LWVUS joined coalition members in urging Congress to allocate $1 billion to continue the Low Income Household Water Assistance Program (LIHWAP) program to help families with growing water debt and rising water costs.
April 4, 2023
House Appropriations Committee Chairwoman Granger
House Appropriations Committee Ranking Member/ Labor, Health & Human Services, Education Subcommittee Ranking member DeLauro
Labor, Health & Human Services, Education Subcommittee Chair Aderholt
Senate Appropriations Committee Chair Murray
Senate Appropriations Committee Vice Chair Collins
Labor, Health & Human Services, Education Subcommittee Chair Baldwin
Labor, Health & Human Services, Education Subcommittee Ranking Member Capito
The undersigned organizations and municipalities urge Congress to allocate $1 billion to continue the existing separate and independent Low Income Household Water Assistance Program (LIHWAP) program to help families with growing water debt and rising water costs.

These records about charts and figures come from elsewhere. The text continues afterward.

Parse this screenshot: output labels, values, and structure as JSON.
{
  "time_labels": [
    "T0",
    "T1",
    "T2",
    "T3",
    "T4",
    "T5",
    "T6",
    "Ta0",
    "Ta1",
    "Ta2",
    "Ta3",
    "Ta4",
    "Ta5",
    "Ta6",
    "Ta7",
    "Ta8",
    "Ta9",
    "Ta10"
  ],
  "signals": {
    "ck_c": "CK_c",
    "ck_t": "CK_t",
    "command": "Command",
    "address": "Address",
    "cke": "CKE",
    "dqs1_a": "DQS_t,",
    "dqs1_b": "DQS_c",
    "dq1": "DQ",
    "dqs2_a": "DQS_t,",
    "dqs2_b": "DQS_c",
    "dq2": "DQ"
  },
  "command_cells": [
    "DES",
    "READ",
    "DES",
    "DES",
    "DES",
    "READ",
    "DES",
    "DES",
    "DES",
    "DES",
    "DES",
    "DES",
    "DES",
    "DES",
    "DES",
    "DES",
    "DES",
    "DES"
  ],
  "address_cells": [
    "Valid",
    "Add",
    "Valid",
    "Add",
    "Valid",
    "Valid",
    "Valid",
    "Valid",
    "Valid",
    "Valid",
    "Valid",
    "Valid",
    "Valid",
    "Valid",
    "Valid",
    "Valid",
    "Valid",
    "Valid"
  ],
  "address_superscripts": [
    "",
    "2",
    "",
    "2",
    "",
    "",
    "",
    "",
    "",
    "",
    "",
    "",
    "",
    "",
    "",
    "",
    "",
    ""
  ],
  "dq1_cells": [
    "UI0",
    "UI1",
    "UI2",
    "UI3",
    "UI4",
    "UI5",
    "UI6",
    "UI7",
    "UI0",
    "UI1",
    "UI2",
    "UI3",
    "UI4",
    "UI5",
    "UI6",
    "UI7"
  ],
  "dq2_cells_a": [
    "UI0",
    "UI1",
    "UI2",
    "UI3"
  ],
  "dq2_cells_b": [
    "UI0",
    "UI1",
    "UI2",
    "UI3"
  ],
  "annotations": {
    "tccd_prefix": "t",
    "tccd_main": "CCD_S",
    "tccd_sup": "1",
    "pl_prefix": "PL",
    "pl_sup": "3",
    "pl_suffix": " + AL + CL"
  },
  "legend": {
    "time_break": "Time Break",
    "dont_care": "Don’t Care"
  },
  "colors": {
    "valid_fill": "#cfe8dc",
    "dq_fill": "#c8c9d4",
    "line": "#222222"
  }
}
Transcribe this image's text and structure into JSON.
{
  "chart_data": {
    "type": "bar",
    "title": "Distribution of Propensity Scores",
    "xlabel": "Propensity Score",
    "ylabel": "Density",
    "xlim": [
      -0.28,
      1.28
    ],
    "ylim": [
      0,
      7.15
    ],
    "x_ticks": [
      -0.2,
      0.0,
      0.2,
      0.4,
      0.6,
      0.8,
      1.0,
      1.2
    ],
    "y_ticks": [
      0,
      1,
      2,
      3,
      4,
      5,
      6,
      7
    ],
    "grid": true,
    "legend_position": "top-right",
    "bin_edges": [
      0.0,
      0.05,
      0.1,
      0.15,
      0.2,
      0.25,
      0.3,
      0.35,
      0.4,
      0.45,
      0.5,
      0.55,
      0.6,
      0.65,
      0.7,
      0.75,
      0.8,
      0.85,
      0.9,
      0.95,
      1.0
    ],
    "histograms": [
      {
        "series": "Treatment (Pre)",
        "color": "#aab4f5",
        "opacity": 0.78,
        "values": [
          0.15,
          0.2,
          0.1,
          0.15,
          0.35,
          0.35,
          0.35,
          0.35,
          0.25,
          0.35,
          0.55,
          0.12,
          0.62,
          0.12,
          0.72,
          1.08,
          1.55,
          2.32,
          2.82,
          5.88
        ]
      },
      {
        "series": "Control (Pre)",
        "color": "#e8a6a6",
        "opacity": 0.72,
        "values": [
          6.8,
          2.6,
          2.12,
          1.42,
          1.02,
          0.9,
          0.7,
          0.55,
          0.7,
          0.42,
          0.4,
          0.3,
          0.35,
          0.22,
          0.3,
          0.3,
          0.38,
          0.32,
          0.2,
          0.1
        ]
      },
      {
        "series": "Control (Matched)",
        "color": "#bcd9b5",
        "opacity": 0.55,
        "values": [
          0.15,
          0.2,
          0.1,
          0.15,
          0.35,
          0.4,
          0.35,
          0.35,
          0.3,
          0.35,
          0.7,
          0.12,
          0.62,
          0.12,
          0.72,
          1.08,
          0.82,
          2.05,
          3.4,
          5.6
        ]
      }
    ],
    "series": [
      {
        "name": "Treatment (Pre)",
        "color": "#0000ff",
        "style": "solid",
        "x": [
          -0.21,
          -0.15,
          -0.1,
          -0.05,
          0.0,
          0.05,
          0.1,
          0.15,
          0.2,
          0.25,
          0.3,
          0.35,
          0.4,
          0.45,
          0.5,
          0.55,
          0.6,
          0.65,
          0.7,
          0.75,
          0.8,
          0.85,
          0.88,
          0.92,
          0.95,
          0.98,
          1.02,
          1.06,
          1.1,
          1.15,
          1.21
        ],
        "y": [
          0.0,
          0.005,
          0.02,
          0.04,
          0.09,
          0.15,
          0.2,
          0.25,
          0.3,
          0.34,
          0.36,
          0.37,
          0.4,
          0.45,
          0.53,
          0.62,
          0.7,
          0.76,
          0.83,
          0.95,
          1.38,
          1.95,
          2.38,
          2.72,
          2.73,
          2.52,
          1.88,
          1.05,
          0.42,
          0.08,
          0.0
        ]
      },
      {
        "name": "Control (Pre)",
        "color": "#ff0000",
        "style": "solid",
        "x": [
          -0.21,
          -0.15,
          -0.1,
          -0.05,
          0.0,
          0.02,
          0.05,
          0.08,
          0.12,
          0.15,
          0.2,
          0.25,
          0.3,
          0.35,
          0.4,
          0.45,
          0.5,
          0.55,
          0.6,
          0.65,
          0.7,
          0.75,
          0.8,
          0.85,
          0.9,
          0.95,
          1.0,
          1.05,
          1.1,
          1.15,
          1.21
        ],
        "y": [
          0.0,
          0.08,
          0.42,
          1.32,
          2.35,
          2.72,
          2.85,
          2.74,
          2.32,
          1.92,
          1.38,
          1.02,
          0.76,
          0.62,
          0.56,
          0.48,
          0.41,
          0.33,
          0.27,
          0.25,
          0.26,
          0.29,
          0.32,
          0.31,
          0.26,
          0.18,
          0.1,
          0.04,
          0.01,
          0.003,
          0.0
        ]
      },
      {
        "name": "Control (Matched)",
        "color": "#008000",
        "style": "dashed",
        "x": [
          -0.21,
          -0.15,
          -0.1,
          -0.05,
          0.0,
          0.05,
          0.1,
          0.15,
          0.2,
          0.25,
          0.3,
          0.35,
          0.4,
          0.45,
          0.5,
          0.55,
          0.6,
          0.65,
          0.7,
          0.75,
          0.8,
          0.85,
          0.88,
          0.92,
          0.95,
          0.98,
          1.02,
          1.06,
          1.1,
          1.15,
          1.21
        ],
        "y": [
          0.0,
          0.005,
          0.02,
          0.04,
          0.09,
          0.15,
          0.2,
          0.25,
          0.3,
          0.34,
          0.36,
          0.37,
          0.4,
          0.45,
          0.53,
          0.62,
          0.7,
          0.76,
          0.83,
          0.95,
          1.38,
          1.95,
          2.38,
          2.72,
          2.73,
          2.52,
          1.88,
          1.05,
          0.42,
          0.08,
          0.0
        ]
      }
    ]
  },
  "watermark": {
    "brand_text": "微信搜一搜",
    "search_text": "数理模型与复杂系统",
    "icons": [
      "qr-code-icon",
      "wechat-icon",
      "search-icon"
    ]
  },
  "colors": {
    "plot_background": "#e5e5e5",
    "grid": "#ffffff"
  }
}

In 2021, Congress created funding streams that work in concert to support water affordability from both a household and utility perspective. To lower the cost of capital improvements, the Bipartisan Infrastructure Law provided an increase in low-interest and grant funding streams directed at disadvantaged communities through the State Revolving Funds program. To support household affordability, Congress created LIHWAP and provided $1.14 billion for customer assistance. To date, over 400,000 households have benefitted from LIHWAP, and many more will benefit as states continue to roll out the program until the end of 2023. Households have been reconnected to water service, disconnections have been prevented, and water burdens have been reduced, all as a result of the LIHWAP program.
Across the United States, drinking water costs are rising. Over the last two decades, the rising cost of water has surpassed Consumer Price Index (CPI) growth meaning that household water burden has also increased. Without the LIHWAP program, many low-income households are, and could become, at risk of losing their access to water through water shutoffs because they cannot afford to pay their water bills. These families could even lose their homes through liens and foreclosures based on the bills they cannot afford to pay. The LIHWAP program is essential to keeping households connected to water.
Utilities also benefit from the LIHWAP program. Water infrastructure across the country is in dire need of upgrades. While capital improvements are necessary and often reduce costs for customers in the long-term (e.g. through reducing water loss), in the short-term these improvements require rate increases. As water rates increase and demand more and more of a household’s income, low-income households are forced to decide between water or other essential services and goods. Households’ inability to pay can mean a gap in revenue for utilities, and requires them to spend money trying to collect and punish unpaid bills. With ratepayers as the primary and often sole source of income for revenue, some utilities cannot shoulder the expenses of capital improvements. Furthermore, in response to decreased revenue streams, utility rate structures have also shifted to rely more heavily on fixed rate-structures, further disproportionately burdening the lowest-use and often lowest-income households.
Without Congressional action, LIHWAP will expire at the end of FY23. The President’s FY24 budget proposal wrongly proposes the combination of the LIHWAP and Low-Income Household Energy Affordability Program (LIHEAP) and provides a combined budget of $4.1 billion, an increase of only $111 million over the FY23 enacted funding level for LIHEAP alone. First, LIHWAP is currently and should remain a separate and independent program focused on guaranteeing water access and water affordability. Second, an $111 million increase, less than $2 million per state, is an insufficient allotment of funding to address the water needs of households. It amounts to only a tenth of the amount that was originally allocated to the program. $1 billion should be invested in our low-income households and our utilities for FY 24 and FY 25.
We urge Congress to 1) maintain separation between LIHWAP and LIHEAP and 2) provide an allocation of $1 billion to LIHWAP to be spent in FY24 and FY25. Access to water is a public health issue and we ask that you maintain support for this new but critical program.